Господин Гош попытался поднести к губам стакан грога, но тотчас же со злобным шипением поставил его на стол, хватил себя кулаком по непокорной руке, снова рванул стакан кверху, пролил половину и залпом, с яростью опрокинул остаток в глотку.
— Подумаешь, какая беда, Гош — руки дрожат, — сказал Дельман. — Вам бы побыть в моей шкуре! Эта проклятая Гунияди-Янош… Я подыхаю, если не выпью положенный мне литр в день, а выпью, — так и вовсе смерть моя приходит. Вот кабы вы знали, что это такое, когда человеку не удается переварить свой обед и он камнем лежит у него в желудке! — И Дельман с препротивными подробностями описал свое самочувствие. Христиан слушал его, сморщив нос, боясь пропустить хоть слово, и, когда тот кончил, немедленно выступил с проникновенным описанием своей «муки».
Дождь снова усилился. Теперь он падал вертикально, густыми струйками, и в тишине слышался только его шум — однообразный, тоскливый и безнадежный.

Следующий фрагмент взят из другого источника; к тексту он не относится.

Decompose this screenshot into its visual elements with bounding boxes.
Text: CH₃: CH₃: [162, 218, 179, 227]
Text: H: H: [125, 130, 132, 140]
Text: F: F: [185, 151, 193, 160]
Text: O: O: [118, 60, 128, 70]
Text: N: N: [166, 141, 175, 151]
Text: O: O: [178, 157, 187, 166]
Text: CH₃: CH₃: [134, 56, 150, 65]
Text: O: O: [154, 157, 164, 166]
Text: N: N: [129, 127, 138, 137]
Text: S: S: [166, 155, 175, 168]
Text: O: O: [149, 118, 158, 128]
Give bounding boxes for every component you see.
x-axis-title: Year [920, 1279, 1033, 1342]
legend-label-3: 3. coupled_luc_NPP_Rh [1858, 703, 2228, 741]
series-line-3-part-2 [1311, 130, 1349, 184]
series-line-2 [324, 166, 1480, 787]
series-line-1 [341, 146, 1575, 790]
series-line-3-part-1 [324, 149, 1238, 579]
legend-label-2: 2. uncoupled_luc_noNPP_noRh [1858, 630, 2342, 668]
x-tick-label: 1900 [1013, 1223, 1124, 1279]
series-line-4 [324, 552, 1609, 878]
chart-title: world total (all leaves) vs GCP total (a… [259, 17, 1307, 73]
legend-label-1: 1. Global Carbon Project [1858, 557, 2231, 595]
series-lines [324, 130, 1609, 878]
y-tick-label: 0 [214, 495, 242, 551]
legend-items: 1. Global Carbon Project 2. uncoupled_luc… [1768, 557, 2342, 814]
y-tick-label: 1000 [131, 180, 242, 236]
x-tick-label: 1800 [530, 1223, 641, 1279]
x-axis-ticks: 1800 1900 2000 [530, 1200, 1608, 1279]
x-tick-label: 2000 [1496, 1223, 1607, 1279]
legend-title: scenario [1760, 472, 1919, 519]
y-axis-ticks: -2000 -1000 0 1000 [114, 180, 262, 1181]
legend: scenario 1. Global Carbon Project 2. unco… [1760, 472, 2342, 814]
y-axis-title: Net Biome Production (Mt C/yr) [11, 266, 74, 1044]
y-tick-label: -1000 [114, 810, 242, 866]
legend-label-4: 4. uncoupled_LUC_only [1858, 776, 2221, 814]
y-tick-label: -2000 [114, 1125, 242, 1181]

— Да, жизнь — дрянная штука! — заметил изрядно выпивший сенатор Гизеке.
— У меня нет ни малейшей охоты жить на свете, — вставил Христиан.
— Черт с ним, со всем! — воскликнул г-н Гош.
— А вон идет Фикен Дальбек, — сказал сенатор Гизеке.
Фикен Дальбек, владелица молочной фермы, проходя мимо с подойником в руках, улыбнулась сидевшим под тентом господам. Это была женщина лет под сорок, дородная, с вызывающей внешностью.
Сенатор Гизеке уставился на нее осоловелыми глазами.
— Вот грудь так грудь! — протянул он.
А консул Дельман отпустил на ее счет не в меру соленую остроту, на которую остальные отозвались только коротким смешком.
Затем явился кельнер.
— Ну, с бутылкой я управился, Шредер, — объявил Дельман. — Надо когда-нибудь и расплатиться, ничего не попишешь. А вы, Христиан? Ах да, за вас ведь платит Гизеке.
Но тут сенатор Будденброк, все время сидевший молча, с папиросой в углу рта, кутаясь в пальто с высоко поднятым воротником, вышел из своей неподвижности, встал и быстро спросил:
— У тебя нет при себе денег, Христиан? Тогда позволь мне рассчитаться.
Они раскрыли зонтики и вышли из-под тента, чтобы слегка поразмяться.
Время от времени навещала братьев г-жа Перманедер. Тогда они вдвоем с Томасом отправлялись гулять к «Камню чаек» или к «Храму моря», причем Тони Будденброк по каким-то непонятным причинам всякий раз впадала в восторженное и даже мятежное настроение. Она настаивала на всеобщей свободе и равенстве, решительно отвергала сословные различия, ретиво ополчалась на привилегии и произвол, требовала, чтобы всем воздавалось по заслугам, — и тут же начинала рассуждать о своей жизни. Г-жа Перманедер была очень красноречива и превосходно занимала брата. Счастливица! Ей никогда не довелось проглотить, молча стерпеть даже малейшую обиду. Чем бы ни порадовала, чем бы ни оскорбила ее жизнь — она не молчала. Все — каждый проблеск счастья, любое горе — она топила в потоке банальных, ребячески важных слов, полностью удовлетворявших ее врожденную сообщительность. Желудок ее оставлял желать лучшего, но на сердце у нее было легко и свободно, — она даже сама не подозревала до какой степени. Никакая невыговоренная боль не точила ее; никакое скрытое бремя не ложилось тяжестью на ее плечи. Поэтому и воспоминания прошлого не были для нее мучительны. Она знала, что ей пришлось испытать много дурного и горького, но ни усталости, ни горечи не чувствовала; ей даже с трудом верилось, что так все и было. Но поскольку уж это прошлое было общеизвестно, она использовала его для того, чтобы им хвастаться и говорить о нем с невообразимо серьезной миной. Пылая благородным возмущением, она негодующе выкрикивала имена тех, кто портил жизнь ей, а следовательно, и всему семейству Будденброков, — а таких имен, надо сказать, с годами набралось немало.